System 100 includes an irradiation system 112 configured for performing radiotherapy on the patient 104 by generating a beam passing through the range modulating device 110 in a beam path to patient 104. Performing radiotherapy can include scanning the beam laterally using at least one magnetic field. Performing radiotherapy can include administering FLASH irradiation for a duration of one second or shorter.

Computer system 106 includes at least one processor 114 and memory 116 storing instructions executed by processor 114. Computer system 106 includes a device designer 118 for designing range modulating device 110 and an instruction generator 120 for generating 3D printing instructions, e.g., fused deposition modeling (FDM) printer instructions, such as G code. In some examples, device designer 118 and instruction generator 120 are implemented on separate computer systems.

In some examples, images representing various densities of the original patient data are directly converted into FDM printer instructions (G-code). In order to emulate attenuation profiles for each voxel, density is modeled as a ratio of filament to voxel volume (generating partial volume effects) with the filament ratio being continuously modified by varying the printing speed. Filament lines in adjacent layers are shifted in position and arranged in alternating directions (90-degree rotations) to reduce patterns caused by stacking the infill lines directly above one another. The varying line widths create a two-dimensional matrix that correlates with the original 3D input image volume. Because the filament lines in this matrix are smaller than the resolution limit of clinical CT scans, they generate partial volume effects which result in representative HU values.

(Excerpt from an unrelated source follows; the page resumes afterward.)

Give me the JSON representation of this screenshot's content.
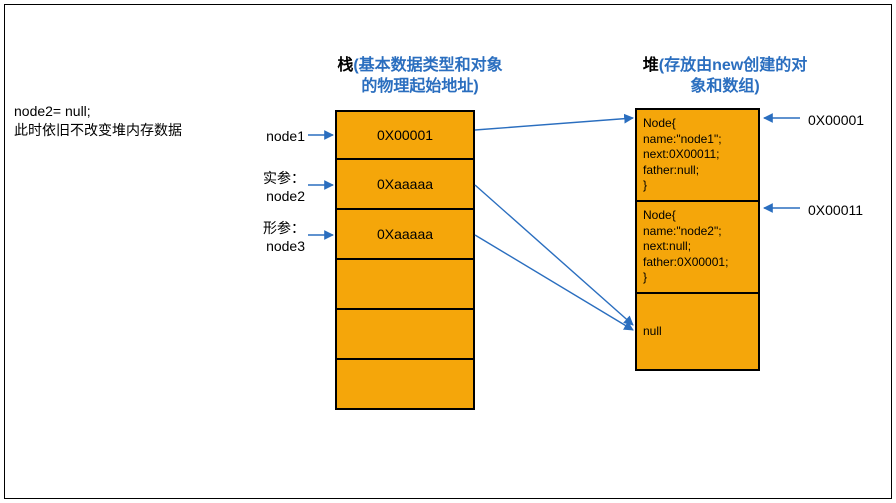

Device designer 118 can be configured for identifying a tumor in the medical image and designing the range modulating device to obtain, while performing radiotherapy, a radiation dose distribution suitable for a shape of the tumor. For example, device designer 118 can use Monte Carlo simulations in conjunction with empirical iterative adjustments in shapes, sizes, and positions to characterize the incident beam and design the range modulating device 110.

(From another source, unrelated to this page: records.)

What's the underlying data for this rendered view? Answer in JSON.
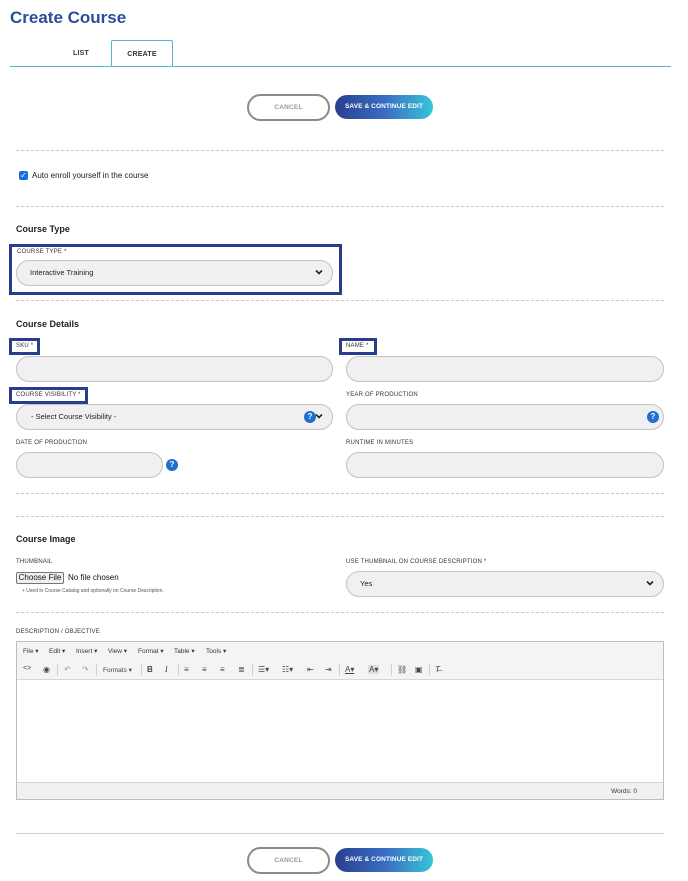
{
  "page": {
    "title": "Create Course"
  },
  "tabs": {
    "list": "LIST",
    "create": "CREATE"
  },
  "actions": {
    "cancel": "CANCEL",
    "save": "SAVE & CONTINUE EDIT"
  },
  "auto_enroll": {
    "label": "Auto enroll yourself in the course",
    "checked": true
  },
  "course_type": {
    "heading": "Course Type",
    "label": "COURSE TYPE *",
    "value": "Interactive Training"
  },
  "course_details": {
    "heading": "Course Details",
    "sku_label": "SKU *",
    "name_label": "NAME *",
    "visibility_label": "COURSE VISIBILITY *",
    "visibility_value": "- Select Course Visibility -",
    "year_label": "YEAR OF PRODUCTION",
    "date_label": "DATE OF PRODUCTION",
    "runtime_label": "RUNTIME IN MINUTES",
    "help_glyph": "?"
  },
  "course_image": {
    "heading": "Course Image",
    "thumbnail_label": "THUMBNAIL",
    "choose_file": "Choose File",
    "no_file": "No file chosen",
    "hint": "+ Used in Course Catalog and optionally on Course Description.",
    "use_thumb_label": "USE THUMBNAIL ON COURSE DESCRIPTION *",
    "use_thumb_value": "Yes"
  },
  "description": {
    "label": "DESCRIPTION / OBJECTIVE",
    "menu": [
      "File",
      "Edit",
      "Insert",
      "View",
      "Format",
      "Table",
      "Tools"
    ],
    "formats": "Formats",
    "words": "Words: 0"
  },
  "colors": {
    "brand": "#2c4d9c",
    "highlight": "#2a3c8c",
    "tab_line": "#5ab4d8",
    "help": "#1e6fd0"
  }
}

Device designer 118 can be configured for designing the range modulating device to have a spatially varying thickness and density of energy degrading material across a transverse plane of the beam such that performing radiotherapy by inserting the range modulating device in the beam path creates a spread out Bragg peak (SOBP). Determining the design of the range modulating device comprises modeling density as a ratio of filament to voxel volume to emulate attenuation profiles for each voxel.

Although specific examples and features have been described above, these examples and features are not intended to limit the scope of the present disclosure, even where only a single example is described with respect to a particular feature. Examples of features provided in the disclosure are intended to be illustrative rather than restrictive unless stated otherwise. The above description is intended to cover such alternatives, modifications, and equivalents as would be apparent to a person skilled in the art having the benefit of this disclosure.

The scope of the present disclosure includes any feature or combination of features disclosed in this specification (either explicitly or implicitly), or any generalization of features disclosed, whether or not such features or generalizations mitigate any or all of the problems described in this specification. Accordingly, new claims may be formulated during prosecution of this application (or an application claiming priority to this application) to any such combination of features. In particular, with reference to the appended claims, features from dependent claims may be combined with those of the independent claims and features from respective independent claims may be combined in any appropriate manner and not merely in the specific combinations enumerated in the appended claims.